Merideth, a Democrat from St. Louis, attempted to restore the cuts to the governor’s proposal through an amendment. But despite receiving support from his colleagues — as well as six Republicans — it was defeated. 

Reps. Shamed Dogan, Travis Fitzwater, Bill Kidd, Andrew McDaniel, Shane Roden, and Rudy Veit were the six Republicans who voted with Merideth. 

In an interview, Smith defended the change, saying it would save the state about $7 million and give departments the latitude to determine just who is considered to be in a direct-care role or adjacent enough to receive that level of increase.  

“With the $15 per hour, I think there could be some opportunity for that to create an unfair advantage for the state workforce over the private side, especially in our more rural areas of the state,” Smith said. “We don’t want to unintentionally create unfair competition among the state workforce and private workforce.” 

Smith argued there are some jobs in the state workforce that are “truly what you would consider minimum wage jobs … where you come into the workforce with no skills or relatively low skills or experience and work your way through the ranks.”

“To start those folks above the statewide minimum wage creates an unfair advantage for the state over private employers,” Smith said. 

“It’s most of what the governor requested, just a slightly different take on it,” he added. 

A spokesperson for the governor declined to comment on the changes made to Parson’s proposal. 

Rep. Rasheen Aldridge
Rep. Rasheen Aldridge

But Rep. Rasheen Aldridge, a Democratic member of the Budget Committee, called the change “shameful.” 

“It’s targeted to only certain state employees, which I think is ultimately wrong,” Aldridge told The Missouri Times. “I think we had a huge opportunity to tell our state workers in a tough time when they’ve been dealing with the pandemic that we understand that we’re not paying a liveable wage — and we’re talking about the hardest working men and women in our state who keep our state going, from transportation to parks.” 

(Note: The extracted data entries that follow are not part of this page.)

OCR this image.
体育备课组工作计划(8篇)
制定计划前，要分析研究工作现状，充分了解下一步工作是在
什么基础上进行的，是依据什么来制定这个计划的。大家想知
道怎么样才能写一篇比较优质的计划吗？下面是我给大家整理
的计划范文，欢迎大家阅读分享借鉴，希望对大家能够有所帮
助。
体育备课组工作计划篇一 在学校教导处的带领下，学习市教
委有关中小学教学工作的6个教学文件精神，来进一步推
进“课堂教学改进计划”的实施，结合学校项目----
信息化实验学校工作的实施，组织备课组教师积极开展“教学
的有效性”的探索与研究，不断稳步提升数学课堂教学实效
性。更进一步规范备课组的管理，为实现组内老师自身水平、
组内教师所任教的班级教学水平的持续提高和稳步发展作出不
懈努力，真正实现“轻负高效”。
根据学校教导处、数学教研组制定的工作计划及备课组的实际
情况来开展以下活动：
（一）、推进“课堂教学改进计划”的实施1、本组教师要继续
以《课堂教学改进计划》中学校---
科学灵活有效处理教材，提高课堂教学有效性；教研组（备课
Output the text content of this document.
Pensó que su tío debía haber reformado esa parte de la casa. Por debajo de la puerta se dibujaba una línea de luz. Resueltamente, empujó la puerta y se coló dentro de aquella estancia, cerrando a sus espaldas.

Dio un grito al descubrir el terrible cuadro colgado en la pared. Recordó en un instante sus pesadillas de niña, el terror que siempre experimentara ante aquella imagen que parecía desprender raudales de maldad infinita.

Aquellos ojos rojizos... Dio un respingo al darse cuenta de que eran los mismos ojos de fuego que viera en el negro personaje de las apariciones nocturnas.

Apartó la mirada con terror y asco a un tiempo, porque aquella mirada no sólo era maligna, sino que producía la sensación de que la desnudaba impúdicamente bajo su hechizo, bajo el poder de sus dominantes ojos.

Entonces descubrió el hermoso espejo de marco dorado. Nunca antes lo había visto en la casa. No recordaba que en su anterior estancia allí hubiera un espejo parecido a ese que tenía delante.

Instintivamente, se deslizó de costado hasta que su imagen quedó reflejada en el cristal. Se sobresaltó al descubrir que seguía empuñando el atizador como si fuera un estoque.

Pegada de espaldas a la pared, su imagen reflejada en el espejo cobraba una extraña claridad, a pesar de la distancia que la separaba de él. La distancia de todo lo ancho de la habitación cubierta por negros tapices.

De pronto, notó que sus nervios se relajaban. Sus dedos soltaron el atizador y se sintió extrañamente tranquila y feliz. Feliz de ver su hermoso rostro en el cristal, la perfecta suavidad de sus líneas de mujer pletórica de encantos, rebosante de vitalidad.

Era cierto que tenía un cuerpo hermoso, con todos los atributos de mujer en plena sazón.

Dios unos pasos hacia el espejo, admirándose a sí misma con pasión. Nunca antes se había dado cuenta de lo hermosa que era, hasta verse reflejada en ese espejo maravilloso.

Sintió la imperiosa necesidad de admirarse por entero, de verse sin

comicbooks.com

“From custodial work all the way up, no one is doing minimum work,” Aldridge, a Fight for 15 activist, added. “They’re doing two or three jobs just to survive.” 

During a Budget hearing earlier this week, Lt. Gov. Mike Kehoe said he supported the governor’s recommended pay increase. He recounted seeing a state employee using food stamps at a local grocery store. 

Parson had originally asked lawmakers to approve the salary increase by the beginning of February, touting the state’s economic success and budget surplus during the State of the State address earlier this year. 

His plan was projected to cost more than $90 million. 

During floor debate Wednesday, the bill saw the first motion to move the previous question (PQ) of the session in the lower chamber.